The biggest problem that I see, personally, with the NPVIC is that it won't work the way that its advocates think that it will. 

First, it disallows the sovereignty of each state. For instance, it doesn't include any provision for a nationwide recount of votes in the event that the vote tally falls into dispute. While each state has established its own criteria for requiring a recount in the event of a close or disputed tally within the state itself, it is entirely possible for a national vote to be close without there being a single state's result close enough to trigger a recount. In this event, all signatory states would be required to perform a recount even if the outcome in that state was not in dispute, and add the time (and possibly the cost) of such an effort could be prohibitive to the state.

"His world is under anesthetic, subdivided and synthetic. His reliance on the giants in the science of the day."

Then, there's the argument that the Compact requires that a state possibly award its electoral votes to the candidate that did not win the state's popular vote. An example that was shown to me was the 2004 Bush/Kerry election. Per the norm for the past several decades, California awarded all of its electoral votes (55 at the time) to Kerry, the Democratic candidate who won the state by a WIDE margin (Bush - 44.36%; Kerry - 54.31%, or almost 10% of the popular vote). But Bush, the Republican incumbent, won the popular vote by a narrow margin (Bush - 50.7%; Kerry - 48.3%, or less than 3% of the popular vote). According to the agreement of the NPVIC (had it been in effect at that time), California would have been REQUIRED to send all 55 of its electoral votes to Bush, the Republican candidate that the majority of California's citizens did not vote for and did not support. 

If you still believe that the NPVIC would work, consider the level of outrage shown in just the last 25 years about how the successful candidate's victory "did not reflect the will of the people". Now, can you imagine the uproar that would have been over the result had the NPVIC been in effect at that time?

"He picks up scraps of information. He's adept at adaptation because, for strangers and arrangers, constant change is here to stay."

Finally, just as it would if the Framers had allowed a purely popular vote to be enshrined in the Constitution, ideas like the NPVIC would likely shift the attention of presidential candidates to several of the largest cities leaving rural concerns unaddressed. The phrase most commonly used in political circles is that these areas are "flyover areas" meaning that that they are the areas that candidates 'fly over' on their way to more important places, like cities.
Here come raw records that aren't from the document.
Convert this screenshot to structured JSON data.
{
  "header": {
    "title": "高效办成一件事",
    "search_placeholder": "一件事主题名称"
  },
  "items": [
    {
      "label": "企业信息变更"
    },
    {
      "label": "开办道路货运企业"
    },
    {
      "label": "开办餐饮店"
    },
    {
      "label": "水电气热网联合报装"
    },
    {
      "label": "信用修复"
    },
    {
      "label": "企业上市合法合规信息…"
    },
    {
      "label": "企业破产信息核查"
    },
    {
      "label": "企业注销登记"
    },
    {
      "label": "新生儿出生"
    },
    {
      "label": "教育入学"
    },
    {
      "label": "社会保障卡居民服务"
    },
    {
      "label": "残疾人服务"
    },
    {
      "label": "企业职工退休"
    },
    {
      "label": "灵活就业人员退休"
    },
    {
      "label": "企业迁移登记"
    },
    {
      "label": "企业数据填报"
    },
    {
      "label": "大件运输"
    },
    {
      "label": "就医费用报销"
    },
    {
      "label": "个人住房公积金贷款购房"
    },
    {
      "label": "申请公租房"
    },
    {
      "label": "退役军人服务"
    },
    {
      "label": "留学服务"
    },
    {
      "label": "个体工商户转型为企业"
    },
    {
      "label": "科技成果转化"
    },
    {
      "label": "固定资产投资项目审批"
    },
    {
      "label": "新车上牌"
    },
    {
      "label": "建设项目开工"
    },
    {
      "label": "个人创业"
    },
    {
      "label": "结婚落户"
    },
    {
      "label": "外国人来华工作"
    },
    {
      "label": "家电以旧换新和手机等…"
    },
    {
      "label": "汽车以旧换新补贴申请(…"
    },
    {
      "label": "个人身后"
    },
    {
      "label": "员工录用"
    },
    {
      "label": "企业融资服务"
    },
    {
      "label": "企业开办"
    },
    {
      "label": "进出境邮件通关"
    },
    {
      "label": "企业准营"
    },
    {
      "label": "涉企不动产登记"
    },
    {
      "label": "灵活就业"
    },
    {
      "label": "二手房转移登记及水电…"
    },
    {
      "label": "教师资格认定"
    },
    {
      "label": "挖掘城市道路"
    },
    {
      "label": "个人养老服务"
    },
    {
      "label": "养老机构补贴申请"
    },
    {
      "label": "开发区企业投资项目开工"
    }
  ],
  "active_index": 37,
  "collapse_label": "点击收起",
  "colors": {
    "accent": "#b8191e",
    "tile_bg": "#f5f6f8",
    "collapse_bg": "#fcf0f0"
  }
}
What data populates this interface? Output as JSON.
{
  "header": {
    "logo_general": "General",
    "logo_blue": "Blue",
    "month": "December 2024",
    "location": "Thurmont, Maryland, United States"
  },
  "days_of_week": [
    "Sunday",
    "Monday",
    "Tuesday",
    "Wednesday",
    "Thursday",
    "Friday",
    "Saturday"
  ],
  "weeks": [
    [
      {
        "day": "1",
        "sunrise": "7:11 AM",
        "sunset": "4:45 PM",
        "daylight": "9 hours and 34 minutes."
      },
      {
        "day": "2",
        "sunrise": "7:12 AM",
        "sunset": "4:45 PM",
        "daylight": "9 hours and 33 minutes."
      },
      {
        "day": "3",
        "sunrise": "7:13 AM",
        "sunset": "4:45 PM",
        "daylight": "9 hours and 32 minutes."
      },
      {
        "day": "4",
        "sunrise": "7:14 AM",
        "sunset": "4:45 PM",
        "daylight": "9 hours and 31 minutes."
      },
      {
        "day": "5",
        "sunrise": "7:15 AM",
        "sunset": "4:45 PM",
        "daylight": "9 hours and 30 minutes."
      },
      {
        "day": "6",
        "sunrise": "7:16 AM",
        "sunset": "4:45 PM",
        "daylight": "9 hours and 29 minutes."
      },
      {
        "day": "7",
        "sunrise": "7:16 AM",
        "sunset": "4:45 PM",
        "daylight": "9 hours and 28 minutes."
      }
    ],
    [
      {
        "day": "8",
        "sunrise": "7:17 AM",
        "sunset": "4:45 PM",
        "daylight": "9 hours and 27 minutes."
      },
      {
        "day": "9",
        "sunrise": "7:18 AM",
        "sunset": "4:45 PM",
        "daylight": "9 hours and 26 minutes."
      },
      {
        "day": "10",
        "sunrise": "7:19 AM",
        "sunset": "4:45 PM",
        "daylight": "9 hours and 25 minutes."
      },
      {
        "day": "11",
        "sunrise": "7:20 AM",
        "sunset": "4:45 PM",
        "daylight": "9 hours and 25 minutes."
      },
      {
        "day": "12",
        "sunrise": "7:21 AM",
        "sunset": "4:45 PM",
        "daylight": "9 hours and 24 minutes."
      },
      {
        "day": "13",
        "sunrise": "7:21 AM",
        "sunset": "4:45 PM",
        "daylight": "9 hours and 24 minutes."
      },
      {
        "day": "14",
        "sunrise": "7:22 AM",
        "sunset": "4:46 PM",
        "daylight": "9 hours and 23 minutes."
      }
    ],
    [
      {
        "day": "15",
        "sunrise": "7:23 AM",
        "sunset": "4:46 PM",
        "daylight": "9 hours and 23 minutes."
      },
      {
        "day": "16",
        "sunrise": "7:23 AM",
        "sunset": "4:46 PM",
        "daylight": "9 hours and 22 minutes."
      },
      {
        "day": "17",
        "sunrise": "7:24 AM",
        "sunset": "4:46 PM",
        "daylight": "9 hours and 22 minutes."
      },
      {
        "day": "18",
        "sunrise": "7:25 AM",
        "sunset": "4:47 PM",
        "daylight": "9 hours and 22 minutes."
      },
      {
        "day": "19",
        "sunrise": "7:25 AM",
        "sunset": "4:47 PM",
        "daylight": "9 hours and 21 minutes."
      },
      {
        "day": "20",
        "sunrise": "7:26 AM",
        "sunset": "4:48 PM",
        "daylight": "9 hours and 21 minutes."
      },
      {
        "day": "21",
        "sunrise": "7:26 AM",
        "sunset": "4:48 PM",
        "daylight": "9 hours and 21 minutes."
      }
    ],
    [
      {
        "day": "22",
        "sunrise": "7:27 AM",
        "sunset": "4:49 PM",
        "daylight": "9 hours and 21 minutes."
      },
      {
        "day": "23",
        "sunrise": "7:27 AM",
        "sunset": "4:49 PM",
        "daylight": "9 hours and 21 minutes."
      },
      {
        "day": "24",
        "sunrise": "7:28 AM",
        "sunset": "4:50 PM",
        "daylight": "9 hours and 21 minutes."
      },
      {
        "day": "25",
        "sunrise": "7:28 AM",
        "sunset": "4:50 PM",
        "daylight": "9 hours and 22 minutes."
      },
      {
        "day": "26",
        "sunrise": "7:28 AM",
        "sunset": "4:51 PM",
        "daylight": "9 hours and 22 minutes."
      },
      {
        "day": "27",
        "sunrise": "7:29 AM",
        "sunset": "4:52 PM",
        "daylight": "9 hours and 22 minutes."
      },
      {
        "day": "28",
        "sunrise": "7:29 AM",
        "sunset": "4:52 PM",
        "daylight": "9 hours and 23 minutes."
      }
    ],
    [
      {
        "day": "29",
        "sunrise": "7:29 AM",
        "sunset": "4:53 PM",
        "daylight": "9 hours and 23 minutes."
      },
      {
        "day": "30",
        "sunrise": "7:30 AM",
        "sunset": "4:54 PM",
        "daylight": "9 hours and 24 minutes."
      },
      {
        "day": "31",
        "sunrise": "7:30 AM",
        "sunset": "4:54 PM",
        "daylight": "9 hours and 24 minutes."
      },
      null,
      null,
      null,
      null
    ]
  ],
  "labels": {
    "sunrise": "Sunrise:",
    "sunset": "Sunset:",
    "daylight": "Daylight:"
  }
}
"He's got a force-field and a flexible plan. He's got a date with fate in a black sedan. He plays fast-forward just as long as he can but he won't need a bed, he's a digital man."

I don't agree with every aspect of the Electoral College, but as a representative at the state level, I can only work with what I have the ability to work with, but that's a topic for another article. I'm just going to re-state my idea that the Electoral College should not be eliminated or circumvented, but returned to its original concept - the concept envisioned by the Framers - that the candidate attaining the popular vote in each state's congressional district receive that district's electoral vote with that state's two "at large" votes being awarded to the candidate who wins that state's popular vote.